The total salary paid to the suspended officers was just under £265,000.
The officers were suspended for an average of four months.
In its response to the BBC’s FoI request, the PSNI said it “expects its staff to behave professionally, ethically and with the utmost integrity at all times”.
“Any conduct, whether on or off duty, which brings or is likely to bring discredit on the police service will be investigated in order to establish whether or not a breach of the code of ethics has occurred.”
However, the PSNI pointed out that not all investigations result in the officer in question being found guilty of either misconduct or a criminal offence.
It added: “The decision to suspend an officer is only taken in exceptional circumstances after all other options, including alternative duties, have been considered.”

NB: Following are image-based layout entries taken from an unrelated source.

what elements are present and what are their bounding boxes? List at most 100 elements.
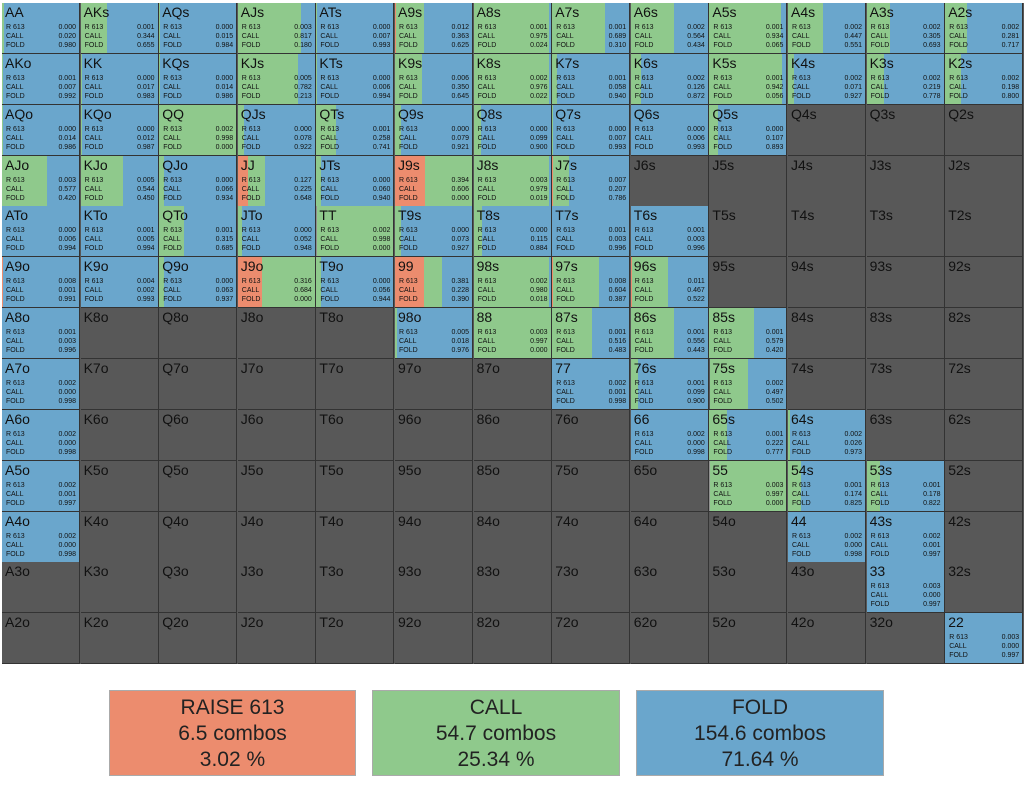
- call-bar: [630, 308, 674, 359]
- call-bar: [788, 53, 794, 104]
- call-bar: [316, 3, 317, 53]
- hand-label: 65o: [633, 461, 658, 478]
- fold-frequency: 0.625: [451, 42, 469, 49]
- call-row: CALL 0.942: [711, 83, 783, 92]
- fold-frequency: 0.443: [687, 347, 705, 355]
- fold-row: FOLD 0.522: [633, 295, 705, 304]
- hand-label: A2s: [948, 4, 973, 20]
- call-frequency: 0.198: [1001, 83, 1020, 91]
- raise-label: R 613: [634, 74, 654, 82]
- fold-bar: [3, 104, 79, 155]
- raise-label: R 613: [320, 24, 340, 31]
- call-bar: [80, 3, 108, 53]
- call-bar: [2, 3, 4, 53]
- fold-row: FOLD 0.980: [4, 41, 76, 50]
- call-bar: [945, 3, 967, 53]
- call-row: CALL 0.000: [4, 439, 76, 448]
- hand-cell: T9s R 613 0.000 CALL 0.073 FOLD 0.927: [395, 206, 473, 258]
- hand-label: T6o: [319, 410, 344, 427]
- raise-row: R 613 0.127: [240, 176, 312, 185]
- call-bar: [159, 53, 161, 104]
- hand-label: 73o: [555, 563, 579, 580]
- fold-bar: [160, 3, 237, 53]
- call-row: CALL 0.817: [240, 32, 312, 41]
- hand-cell: JJ R 613 0.127 CALL 0.225 FOLD 0.648: [237, 155, 316, 207]
- fold-row: FOLD 0.180: [240, 41, 312, 50]
- raise-row: R 613 0.011: [633, 277, 705, 286]
- fold-label: FOLD: [477, 42, 497, 49]
- call-frequency: 0.556: [687, 338, 705, 346]
- raise-row: R 613 0.002: [476, 277, 548, 286]
- fold-frequency: 0.056: [765, 92, 784, 100]
- hand-label: A7s: [555, 4, 580, 20]
- hand-cell: 86o: [473, 409, 552, 461]
- hand-cell: 43o: [788, 562, 866, 614]
- hand-cell: T4s: [788, 206, 866, 258]
- hand-label: 74s: [791, 359, 814, 376]
- hand-label: 94o: [398, 512, 422, 529]
- hand-cell: A3s R 613 0.002 CALL 0.305 FOLD 0.693: [866, 3, 945, 54]
- hand-label: 74o: [555, 512, 579, 529]
- raise-frequency: 0.001: [608, 227, 627, 235]
- hand-label: AJo: [5, 156, 30, 173]
- hand-cell: K6s R 613 0.002 CALL 0.126 FOLD 0.872: [630, 53, 709, 105]
- fold-row: FOLD 0.625: [397, 41, 469, 50]
- fold-bar: [790, 409, 865, 460]
- hand-cell: 76s R 613 0.001 CALL 0.099 FOLD 0.900: [630, 358, 709, 410]
- raise-frequency: 0.001: [923, 481, 941, 489]
- call-label: CALL: [163, 185, 181, 193]
- fold-bar: [2, 53, 79, 104]
- call-label: CALL: [84, 236, 103, 244]
- hand-cell: 82s: [945, 308, 1024, 360]
- call-frequency: 0.014: [215, 83, 234, 91]
- fold-row: FOLD 0.998: [4, 397, 76, 406]
- hand-cell: Q5s R 613 0.000 CALL 0.107 FOLD 0.893: [709, 104, 788, 156]
- fold-frequency: 0.998: [58, 448, 76, 456]
- hand-label: A8s: [476, 4, 501, 20]
- raise-frequency: 0.000: [687, 125, 705, 133]
- raise-frequency: 0.002: [844, 24, 862, 31]
- raise-frequency: 0.001: [137, 227, 155, 235]
- call-frequency: 0.975: [530, 33, 548, 40]
- raise-row: R 613 0.000: [240, 125, 312, 134]
- fold-row: FOLD 0.434: [633, 41, 705, 50]
- hand-cell: QJo R 613 0.000 CALL 0.066 FOLD 0.934: [159, 155, 238, 207]
- hand-label: QQ: [162, 105, 184, 122]
- hand-cell: 75s R 613 0.002 CALL 0.497 FOLD 0.502: [709, 358, 788, 410]
- fold-row: FOLD 0.976: [397, 346, 469, 355]
- fold-label: FOLD: [477, 143, 497, 151]
- hand-cell: J7o: [237, 358, 316, 410]
- fold-bar: [81, 206, 158, 257]
- hand-cell: 75o: [552, 460, 631, 512]
- call-bar: [247, 155, 265, 206]
- raise-label: R 613: [320, 278, 340, 286]
- raise-row: R 613 0.002: [711, 379, 783, 388]
- raise-frequency: 0.001: [608, 74, 627, 82]
- fold-frequency: 0.937: [215, 296, 234, 304]
- fold-row: FOLD 0.056: [711, 92, 783, 101]
- fold-row: FOLD 0.993: [83, 295, 155, 304]
- hand-label: 43s: [869, 512, 893, 529]
- fold-bar: [164, 257, 237, 308]
- fold-label: FOLD: [949, 652, 968, 660]
- call-frequency: 0.606: [451, 185, 469, 193]
- raise-row: R 613 0.005: [397, 328, 469, 337]
- hand-label: Q6s: [633, 105, 660, 122]
- raise-row: R 613 0.002: [947, 74, 1019, 83]
- call-row: CALL 0.056: [318, 286, 390, 295]
- hand-cell: 74s: [788, 358, 866, 410]
- fold-bar: [300, 3, 315, 53]
- hand-label: Q8s: [476, 105, 503, 122]
- fold-row: FOLD 0.777: [711, 448, 783, 457]
- raise-frequency: 0.000: [215, 278, 234, 286]
- raise-frequency: 0.000: [215, 176, 234, 184]
- raise-frequency: 0.002: [923, 532, 941, 540]
- hand-label: 52o: [712, 614, 736, 631]
- call-row: CALL 0.344: [83, 32, 155, 41]
- hand-label: J5o: [240, 461, 264, 478]
- call-row: CALL 0.003: [554, 235, 626, 244]
- fold-bar: [640, 53, 708, 104]
- raise-label: R 613: [163, 227, 182, 235]
- fold-label: FOLD: [949, 92, 968, 100]
- hand-label: K5o: [83, 461, 109, 478]
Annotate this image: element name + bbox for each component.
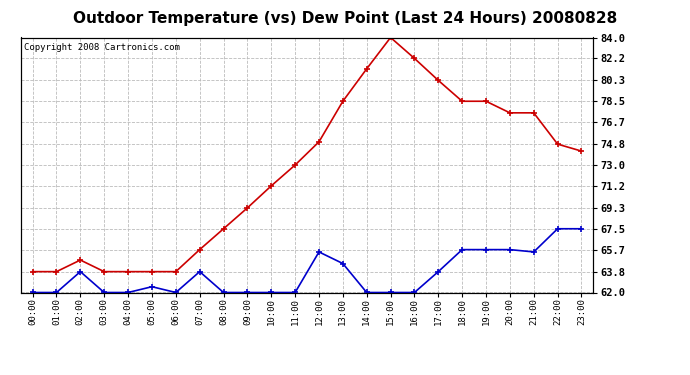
Text: Outdoor Temperature (vs) Dew Point (Last 24 Hours) 20080828: Outdoor Temperature (vs) Dew Point (Last…: [73, 11, 617, 26]
Text: Copyright 2008 Cartronics.com: Copyright 2008 Cartronics.com: [23, 43, 179, 52]
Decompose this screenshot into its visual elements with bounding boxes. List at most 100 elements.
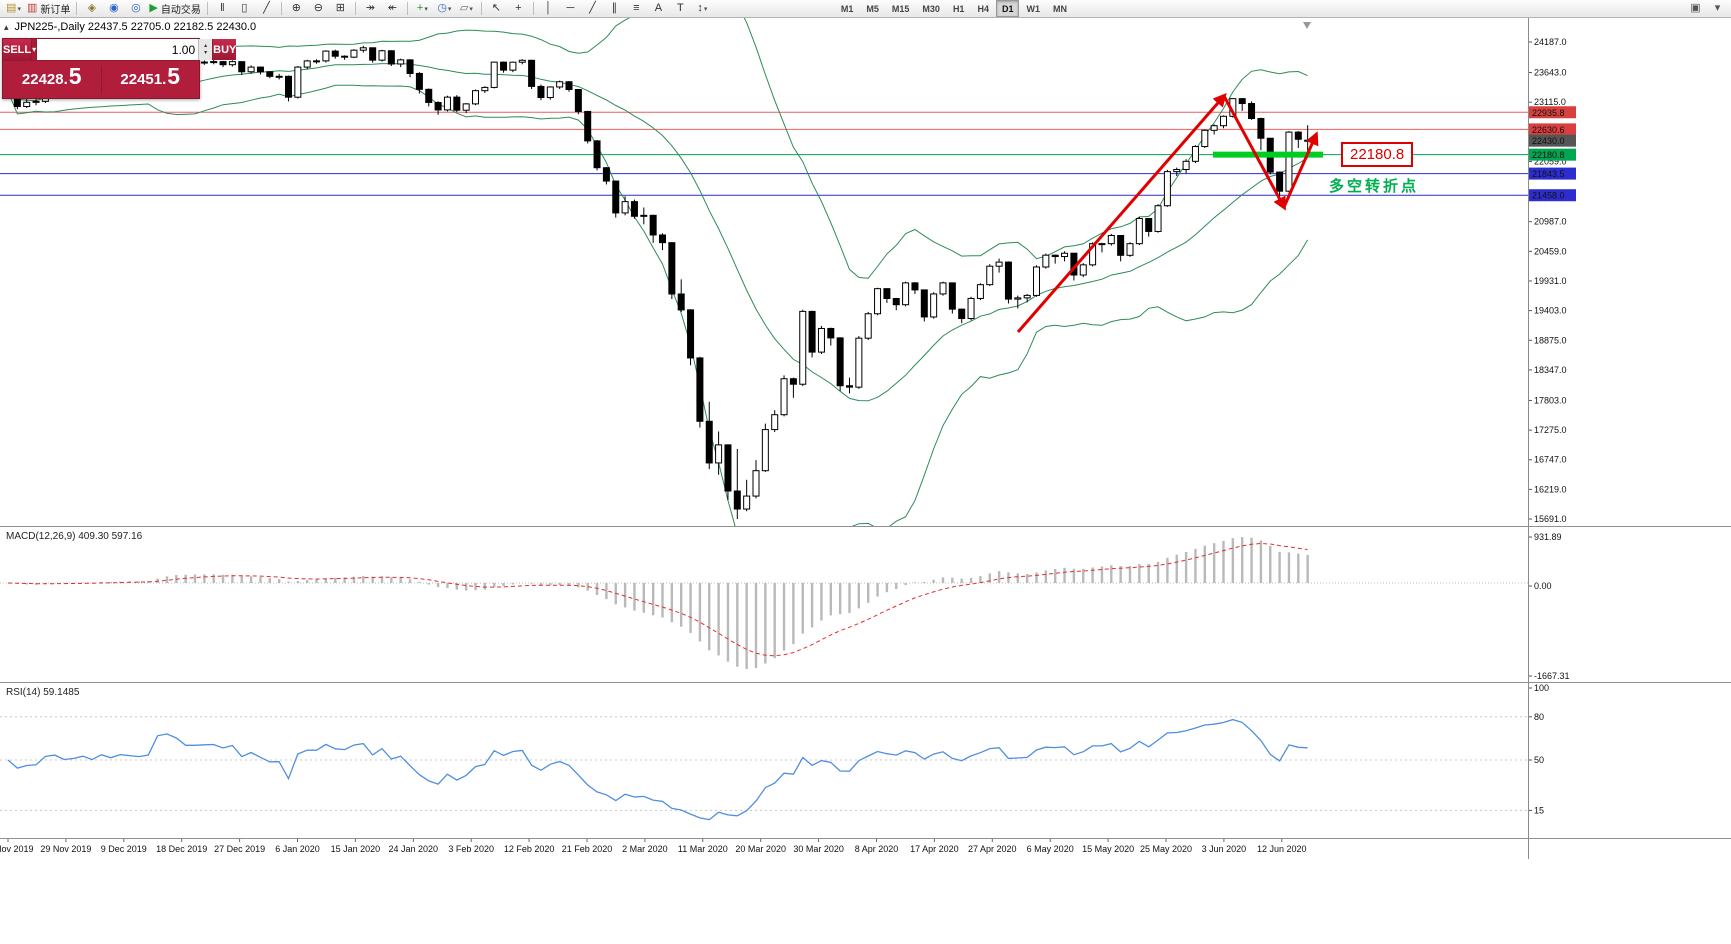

In 2008, the PSNI confirmed that of 35 officers who were on suspension at the time, one officer had been suspended for more than seven years on full pay.
Chief Superintendent Mark Hamilton, the senior officer responsible for maintaining discipline in the PSNI, said work was taking place on reforms which he hoped would be in place next year.
“If you woke up this morning and heard those figures, you would rightly be alarmed that police officers are engaged in this sort of conduct,” he said.
“I would want to re-assure the public that the fact that we have 33 officers suspended, indicates that we are holding our officers to a very high level of accountability, both on duty and off duty.”